Dari Aristoteles, unsur terpenting yang diambil Plotinus ialah doktrin tentang Akal (nous) yang lebih tinggi daripada semua jiwa. Aristoteles mengisyaratkan bahwa hanya Akal-lah yang tidak bakal mati (immortal), sedangkan wujud lainnya hanyalah “bentuk” luar, sehingga tidak mungkin mempunyai eksistensi terpisah. Aristoteles juga menerangkan bahwa “dewa tertinggi” (supreme deity) ialah Akal yang selalu merenung dan berpikir tentang dirinya. Kegiatan kognitif Akal itu berbeda dari kegiatan inderawi, karena obyeknya, yaitu wujud akali yang immaterial, adalah identik dengan tindakan Akal untuk menjangkau wujud itu.

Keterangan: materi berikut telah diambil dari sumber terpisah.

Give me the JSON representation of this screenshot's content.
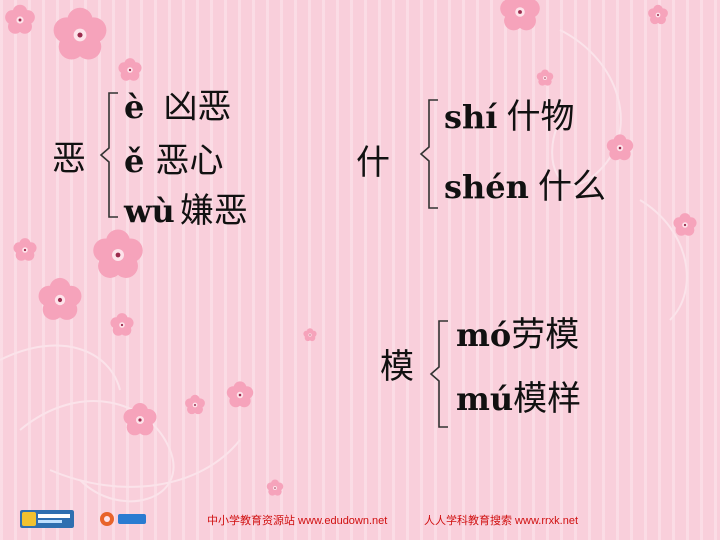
{
  "groups": [
    {
      "head": "恶",
      "readings": [
        {
          "pinyin": "è",
          "word": "凶恶"
        },
        {
          "pinyin": "ě",
          "word": "恶心"
        },
        {
          "pinyin": "wù",
          "word": "嫌恶"
        }
      ]
    },
    {
      "head": "什",
      "readings": [
        {
          "pinyin": "shí",
          "word": "什物"
        },
        {
          "pinyin": "shén",
          "word": "什么"
        }
      ]
    },
    {
      "head": "模",
      "readings": [
        {
          "pinyin": "mó",
          "word": "劳模"
        },
        {
          "pinyin": "mú",
          "word": "模样"
        }
      ]
    }
  ],
  "footer": {
    "site1": "中小学教育资源站 www.edudown.net",
    "site2": "人人学科教育搜索  www.rrxk.net"
  },
  "icons": [
    "flower-icon",
    "swirl-icon",
    "edudown-logo-icon",
    "rrxk-logo-icon"
  ],
  "colors": {
    "background": "#f9cfdb",
    "flower": "#f59bb5",
    "footer_text": "#d01010"
  }
}
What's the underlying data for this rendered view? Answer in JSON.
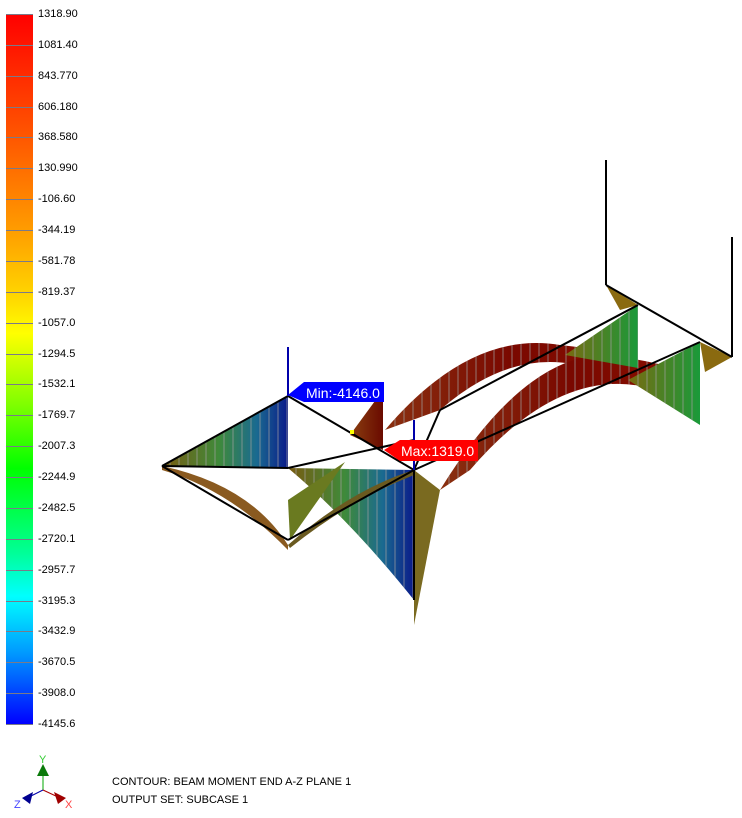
{
  "legend": {
    "values": [
      "1318.90",
      "1081.40",
      "843.770",
      "606.180",
      "368.580",
      "130.990",
      "-106.60",
      "-344.19",
      "-581.78",
      "-819.37",
      "-1057.0",
      "-1294.5",
      "-1532.1",
      "-1769.7",
      "-2007.3",
      "-2244.9",
      "-2482.5",
      "-2720.1",
      "-2957.7",
      "-3195.3",
      "-3432.9",
      "-3670.5",
      "-3908.0",
      "-4145.6"
    ],
    "max_color": "#ff0000",
    "min_color": "#0000ff"
  },
  "markers": {
    "min_label": "Min:-4146.0",
    "max_label": "Max:1319.0",
    "min_color": "#0000ff",
    "max_color": "#ff0000"
  },
  "info": {
    "contour": "CONTOUR: BEAM MOMENT END A-Z PLANE 1",
    "output_set": "OUTPUT SET: SUBCASE 1"
  },
  "triad": {
    "x": "X",
    "y": "Y",
    "z": "Z"
  }
}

Dualisme Plato di atas kemudian diusahakan penyatuannya oleh para penganut Pythagoras (baru), dan dirubahnya menjadi monisme dan berpuncak pada konsep tentang adanya Yang Esa dan serba maha (transenden). Ini melengkapi ajaran kaum Stoic, yang mengajarkan tentang kemahaberadaan (omnipresence) Tuhan dalam alam raya.

Kesemua unsur tersebut digabung dan diserasikan oleh Plotinus, dan menuntunnya kepada ajaran tentang tiga hypostase atau prinsip di atas materi, yaitu Yang Esa atau Yang Baik, Akal atau Intelek, dan Jiwa.[8]

Filsafat dari Plotinus juga kemudian dimasukan ke dalam ajaran-ajaran masehi oleh ST.Augustinus dan Dionusius. Ajaran potinus yang menganggap bahwa ada itu hanya satu dan sejalan ialah bahwa tuhan dan lain-lainnya ialah sama, di sebut Pantheisme.

Akhir masa kuno, naoplatonisme merupakan aliran intelektual yang dominan di hampir seluruh wilayah Hellenistik, sehingga seakan-akan neoplatonisme bersaing dengan pandangan dunia yang berdasarkan agama Kristen. Porphyrius (232-301 M) murid Plotinus menulis suatu karya yang dengan tajam menyerang agama Kristen, sehingga kaisar peljndungan agama Kristen menutup semua sekolah filsafat yunani di Athena. Peristiwa tersebut dianggap sebagai akhir masa yunani purba.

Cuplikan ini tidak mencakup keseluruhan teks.